Die erste Voraussetzung für die begehrte Ordination nach § 28 JN liegt nun darin, dass sich aus dem EuGVÜ überhaupt eine internationale Zuständigkeit der österreichischen Gerichte ableiten lässt. Nur als Ausnahme vom allgemeinen Grundsatz, dass entsprechend Art 2 Abs 1 des EuGVÜ Gerichte des Vertragsstaats, in dessen Hoheitsgebiet der Beklagte seinen Wohnsitz hat, zuständig sind, sieht Art 14 EuGVÜ für den Verbraucher die Möglichkeit vor, gegen den anderen Vertragspartner auch bei Gerichten des Vertragsstaats, in dessen Hoheitsgebiet der Verbraucher seinen Wohnsitz hat, Klage zu erheben. Der Begriff der Verbrauchersache wird nun in Art 13 EuGVÜ dahin festgelegt, dass es sich um die Klage aus einem Vertrag handelt, den eine Person zu einem Zweck abgeschlossen hat, der nicht der beruflichen oder gewerblichen Tätigkeit dieser Person (Verbraucher) zugerechnet werden kann, 1. wenn es sich um den Kauf beweglicher Sachen auf Teilzahlungen handelt, 2. wenn es sich um ein in Raten zurückzuzahlendes Darlehen oder ein anderes Kreditgeschäft handelt, das zur Finanzierung eines Kaufs derartiger Sachen bestimmt ist, oder 3. für andere Verträge, wenn sie die Erbringung einer Dienstleistung oder die Lieferung beweglicher Sachen zum Gegenstand haben, sofern a) dem Vertragsabschluss in dem Wohnsitzstaat des Verbrauchers ein Angebot oder eine Werbung vorausgegangen ist und b) der Verbraucher dort die zum Abschluss des Vertrags erforderliche Rechtshandlungen vorgenommen hat. Die Auslegung der dabei verwendeten Begriffe erfolgt autonom, insbesondere nach der Systematik und der Zielsetzung des Übereinkommens (vgl Czernich/Tiefenthaler, Die Übereinkommen von Lugano und Brüssel Art 13 Rz 6; Schlosser, EuGVÜ Art 13 Rz 3 uva). Nach den Antragsbehauptungen wurde hier gemeinsam mit dem Vertrieb von Waren die für den geltend gemachten Anspruch nach § 5j KSchG maßgebliche Erklärung über das Gewinnspiel getätigt, da für die Teilnahme daran eine Bestellung von Waren erforderlich war. Konkret in Betracht kommen käme Art 13 Nr 3 EuGVÜ. Danach könnte wohl die Warenlieferung als Verbrauchersache beurteilt werden, jedoch ist unklar, ob dies auch für die Ansprüche aus dem Gewinnspiel gilt, die damit im Zusammenhang stehen.

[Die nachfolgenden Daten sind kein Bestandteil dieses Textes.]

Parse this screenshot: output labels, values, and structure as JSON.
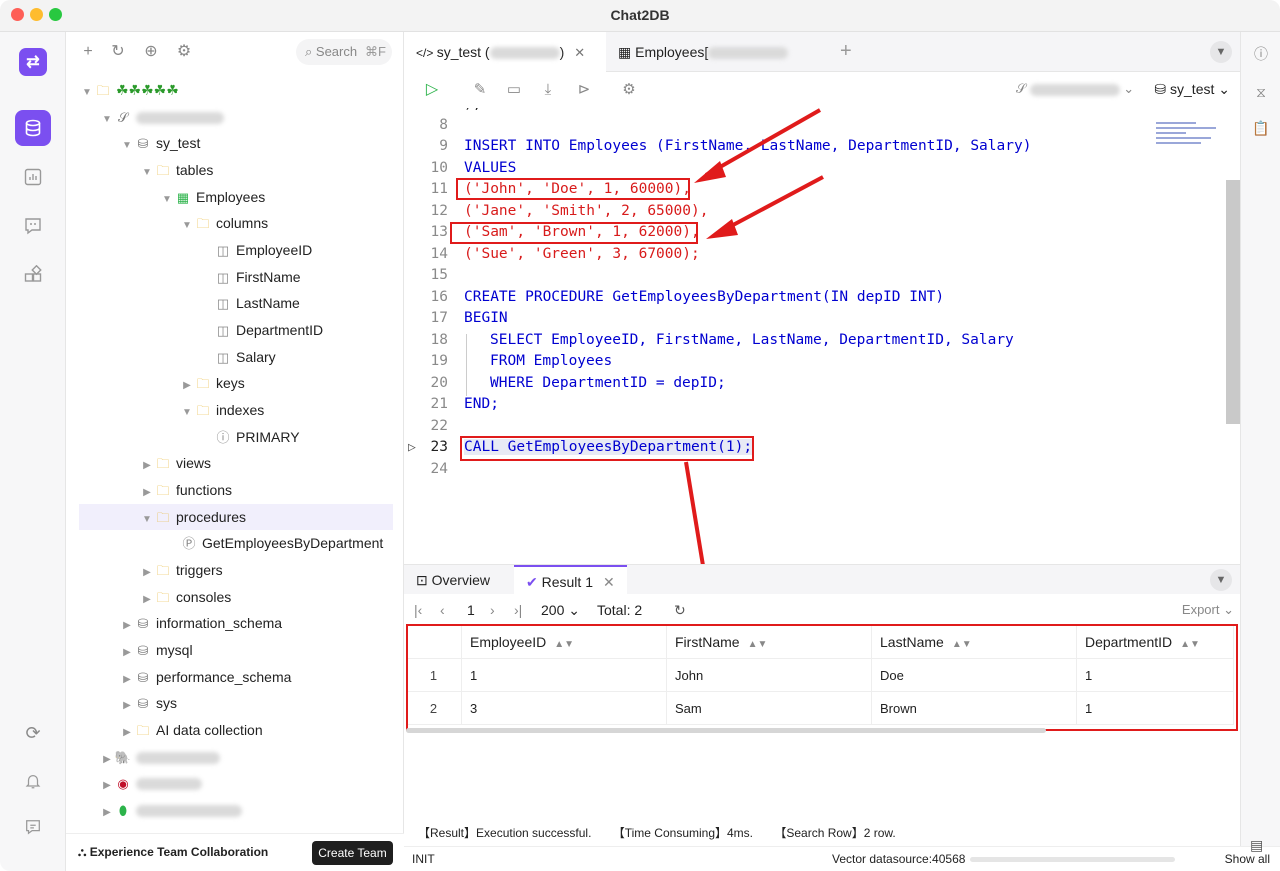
{
  "window": {
    "title": "Chat2DB"
  },
  "tree": {
    "search_placeholder": "Search",
    "search_shortcut": "⌘F",
    "root_label": "☘☘☘☘☘",
    "db_name": "sy_test",
    "tables_label": "tables",
    "table_name": "Employees",
    "columns_label": "columns",
    "columns": [
      "EmployeeID",
      "FirstName",
      "LastName",
      "DepartmentID",
      "Salary"
    ],
    "keys_label": "keys",
    "indexes_label": "indexes",
    "index_primary": "PRIMARY",
    "views_label": "views",
    "functions_label": "functions",
    "procedures_label": "procedures",
    "procedure_name": "GetEmployeesByDepartment",
    "triggers_label": "triggers",
    "consoles_label": "consoles",
    "other_dbs": [
      "information_schema",
      "mysql",
      "performance_schema",
      "sys",
      "AI data collection"
    ],
    "footer_label": "Experience Team Collaboration",
    "footer_button": "Create Team"
  },
  "tabs": {
    "tab1": "sy_test (",
    "tab1_suffix": ")",
    "tab2": "Employees["
  },
  "toolbar": {
    "db_selected": "sy_test"
  },
  "editor": {
    "lines": [
      "8",
      "9",
      "10",
      "11",
      "12",
      "13",
      "14",
      "15",
      "16",
      "17",
      "18",
      "19",
      "20",
      "21",
      "22",
      "23",
      "24"
    ],
    "code": {
      "l9": "INSERT INTO Employees (FirstName, LastName, DepartmentID, Salary)",
      "l10": "VALUES",
      "l11": "('John', 'Doe', 1, 60000),",
      "l12": "('Jane', 'Smith', 2, 65000),",
      "l13": "('Sam', 'Brown', 1, 62000),",
      "l14": "('Sue', 'Green', 3, 67000);",
      "l16": "CREATE PROCEDURE GetEmployeesByDepartment(IN depID INT)",
      "l17": "BEGIN",
      "l18": "SELECT EmployeeID, FirstName, LastName, DepartmentID, Salary",
      "l19": "FROM Employees",
      "l20": "WHERE DepartmentID = depID;",
      "l21": "END;",
      "l23": "CALL GetEmployeesByDepartment(1);"
    }
  },
  "results": {
    "tab_overview": "Overview",
    "tab_result": "Result 1",
    "page": "1",
    "page_size": "200",
    "total_label": "Total:",
    "total_value": "2",
    "export_label": "Export",
    "columns": [
      "EmployeeID",
      "FirstName",
      "LastName",
      "DepartmentID"
    ],
    "rows": [
      {
        "num": "1",
        "EmployeeID": "1",
        "FirstName": "John",
        "LastName": "Doe",
        "DepartmentID": "1"
      },
      {
        "num": "2",
        "EmployeeID": "3",
        "FirstName": "Sam",
        "LastName": "Brown",
        "DepartmentID": "1"
      }
    ]
  },
  "status": {
    "result": "【Result】Execution successful.",
    "time": "【Time Consuming】4ms.",
    "search_row": "【Search Row】2 row.",
    "init": "INIT",
    "vector": "Vector datasource:40568",
    "show_all": "Show all"
  },
  "colors": {
    "accent": "#7b4ff0",
    "annotation_red": "#e01b1b",
    "run_green": "#2cb34a"
  }
}
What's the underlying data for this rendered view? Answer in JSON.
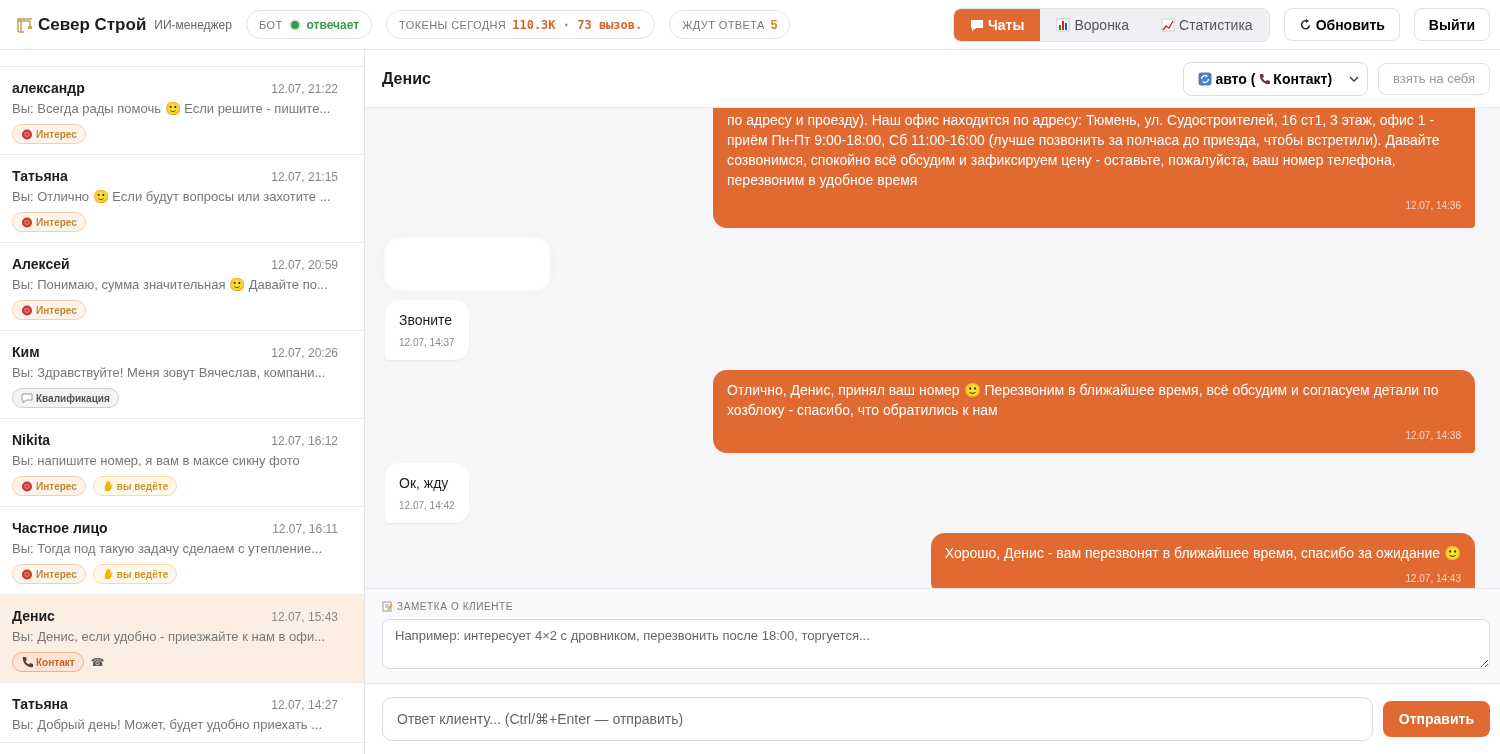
{
  "header": {
    "brand": "Север Строй",
    "subtitle": "ИИ-менеджер",
    "stats": [
      {
        "kind": "bot",
        "label": "БОТ",
        "value": "отвечает",
        "on": true
      },
      {
        "kind": "tokens",
        "label": "ТОКЕНЫ СЕГОДНЯ",
        "value": "110.3K · 73 вызов."
      },
      {
        "kind": "waiting",
        "label": "ЖДУТ ОТВЕТА",
        "value": "5"
      }
    ],
    "tabs": [
      {
        "kind": "chats",
        "label": "Чаты",
        "selected": true
      },
      {
        "kind": "funnel",
        "label": "Воронка",
        "selected": false
      },
      {
        "kind": "stats",
        "label": "Статистика",
        "selected": false
      }
    ],
    "buttons": [
      {
        "kind": "refresh",
        "label": "Обновить"
      },
      {
        "kind": "logout",
        "label": "Выйти"
      }
    ]
  },
  "sidebar": {
    "chats": [
      {
        "name": "александр",
        "time": "12.07, 21:22",
        "preview": "Вы: Всегда рады помочь 🙂 Если решите - пишите...",
        "selected": false,
        "tags": [
          {
            "kind": "interest",
            "label": "Интерес"
          }
        ]
      },
      {
        "name": "Татьяна",
        "time": "12.07, 21:15",
        "preview": "Вы: Отлично 🙂 Если будут вопросы или захотите ...",
        "selected": false,
        "tags": [
          {
            "kind": "interest",
            "label": "Интерес"
          }
        ]
      },
      {
        "name": "Алексей",
        "time": "12.07, 20:59",
        "preview": "Вы: Понимаю, сумма значительная 🙂 Давайте по...",
        "selected": false,
        "tags": [
          {
            "kind": "interest",
            "label": "Интерес"
          }
        ]
      },
      {
        "name": "Ким",
        "time": "12.07, 20:26",
        "preview": "Вы: Здравствуйте! Меня зовут Вячеслав, компани...",
        "selected": false,
        "tags": [
          {
            "kind": "qualification",
            "label": "Квалификация"
          }
        ]
      },
      {
        "name": "Nikita",
        "time": "12.07, 16:12",
        "preview": "Вы: напишите номер, я вам в максе сикну фото",
        "selected": false,
        "tags": [
          {
            "kind": "interest",
            "label": "Интерес"
          },
          {
            "kind": "manual",
            "label": "вы ведёте"
          }
        ]
      },
      {
        "name": "Частное лицо",
        "time": "12.07, 16:11",
        "preview": "Вы: Тогда под такую задачу сделаем с утепление...",
        "selected": false,
        "tags": [
          {
            "kind": "interest",
            "label": "Интерес"
          },
          {
            "kind": "manual",
            "label": "вы ведёте"
          }
        ]
      },
      {
        "name": "Денис",
        "time": "12.07, 15:43",
        "preview": "Вы: Денис, если удобно - приезжайте к нам в офи...",
        "selected": true,
        "tags": [
          {
            "kind": "contact",
            "label": "Контакт"
          }
        ],
        "mark": "☎"
      },
      {
        "name": "Татьяна",
        "time": "12.07, 14:27",
        "preview": "Вы: Добрый день! Может, будет удобно приехать ...",
        "selected": false
      }
    ]
  },
  "chat": {
    "title": "Денис",
    "mode_select": {
      "prefix": "авто (",
      "label": "Контакт)"
    },
    "take_over": {
      "label": "взять на себя",
      "disabled": true
    },
    "messages": [
      {
        "kind": "out",
        "text": "по адресу и проезду). Наш офис находится по адресу: Тюмень, ул. Судостроителей, 16 ст1, 3 этаж, офис 1 - приём Пн-Пт 9:00-18:00, Сб 11:00-16:00 (лучше позвонить за полчаса до приезда, чтобы встретили). Давайте созвонимся, спокойно всё обсудим и зафиксируем цену - оставьте, пожалуйста, ваш номер телефона, перезвоним в удобное время",
        "time": "12.07, 14:36"
      },
      {
        "kind": "blurred"
      },
      {
        "kind": "in",
        "text": "Звоните",
        "time": "12.07, 14:37"
      },
      {
        "kind": "out",
        "text": "Отлично, Денис, принял ваш номер 🙂 Перезвоним в ближайшее время, всё обсудим и согласуем детали по хозблоку - спасибо, что обратились к нам",
        "time": "12.07, 14:38"
      },
      {
        "kind": "in",
        "text": "Ок, жду",
        "time": "12.07, 14:42"
      },
      {
        "kind": "out",
        "text": "Хорошо, Денис - вам перезвонят в ближайшее время, спасибо за ожидание 🙂",
        "time": "12.07, 14:43"
      }
    ],
    "note": {
      "label": "ЗАМЕТКА О КЛИЕНТЕ",
      "placeholder": "Например: интересует 4×2 с дровником, перезвонить после 18:00, торгуется..."
    },
    "reply": {
      "placeholder": "Ответ клиенту... (Ctrl/⌘+Enter — отправить)",
      "send": "Отправить"
    }
  }
}
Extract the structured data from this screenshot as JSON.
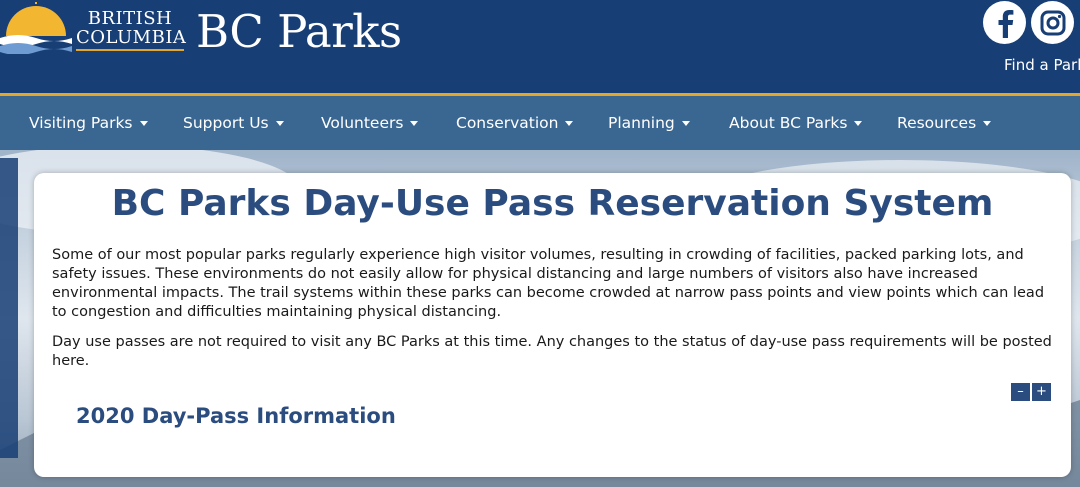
{
  "header": {
    "gov_line1": "BRITISH",
    "gov_line2": "COLUMBIA",
    "brand": "BC Parks",
    "find_park": "Find a Park",
    "icons": {
      "facebook": "facebook-icon",
      "instagram": "instagram-icon"
    },
    "colors": {
      "header_bg": "#173e75",
      "nav_bg": "#3a6791",
      "accent": "#e3a82b"
    }
  },
  "nav": {
    "items": [
      {
        "label": "Visiting Parks"
      },
      {
        "label": "Support Us"
      },
      {
        "label": "Volunteers"
      },
      {
        "label": "Conservation"
      },
      {
        "label": "Planning"
      },
      {
        "label": "About BC Parks"
      },
      {
        "label": "Resources"
      }
    ]
  },
  "main": {
    "title": "BC Parks Day-Use Pass Reservation System",
    "paragraph1": "Some of our most popular parks regularly experience high visitor volumes, resulting in crowding of facilities, packed parking lots, and safety issues. These environments do not easily allow for physical distancing and large numbers of visitors also have increased environmental impacts. The trail systems within these parks can become crowded at narrow pass points and view points which can lead to congestion and difficulties maintaining physical distancing.",
    "paragraph2": "Day use passes are not required to visit any BC Parks at this time. Any changes to the status of day-use pass requirements will be posted here.",
    "collapse_label": "–",
    "expand_label": "+",
    "section_heading": "2020 Day-Pass Information"
  }
}
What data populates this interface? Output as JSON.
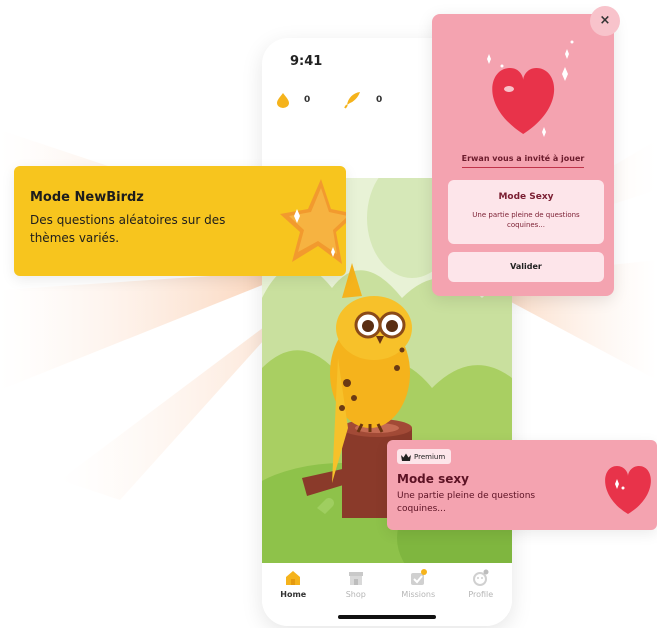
{
  "status_bar": {
    "time": "9:41"
  },
  "counters": [
    {
      "icon": "coin-icon",
      "value": "0"
    },
    {
      "icon": "feather-icon",
      "value": "0"
    }
  ],
  "mode_card": {
    "title": "Mode NewBirdz",
    "description": "Des questions aléatoires sur des thèmes variés."
  },
  "invite_modal": {
    "close_label": "×",
    "invite_text": "Erwan vous a invité à jouer",
    "mode_title": "Mode Sexy",
    "mode_description": "Une partie pleine de questions coquines...",
    "confirm_label": "Valider"
  },
  "premium_card": {
    "badge": "Premium",
    "title": "Mode sexy",
    "description": "Une partie pleine de questions coquines..."
  },
  "tabs": [
    {
      "label": "Home",
      "icon": "home-icon",
      "active": true
    },
    {
      "label": "Shop",
      "icon": "shop-icon",
      "active": false
    },
    {
      "label": "Missions",
      "icon": "missions-icon",
      "active": false
    },
    {
      "label": "Profile",
      "icon": "profile-icon",
      "active": false
    }
  ],
  "colors": {
    "yellow_accent": "#f7c51e",
    "pink_accent": "#f4a3b0",
    "heart_red": "#e8334a",
    "scene_green": "#a9cf62"
  }
}
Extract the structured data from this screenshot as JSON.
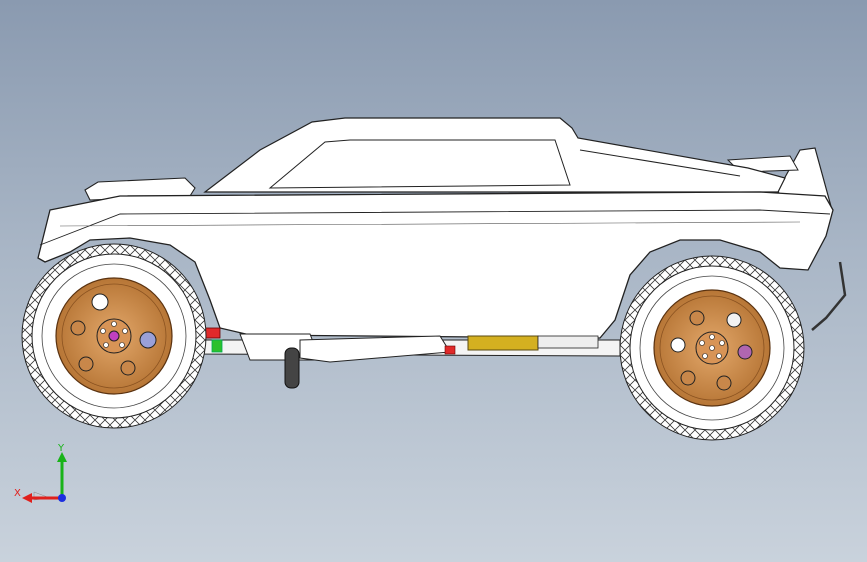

Im Hinblick auf die in Art 3 des EuGVÜ-Auslegungsprotokolls dargelegte Verpflichtung, eine Vorabentscheidung einzuholen, kann daher das Verfahren erst nach dem Vorliegen einer Entscheidung des EuGH zur Frage der Einordnung des geltend gemachten Anspruches als solchen nach Art 13 EuGVÜ getroffen werden.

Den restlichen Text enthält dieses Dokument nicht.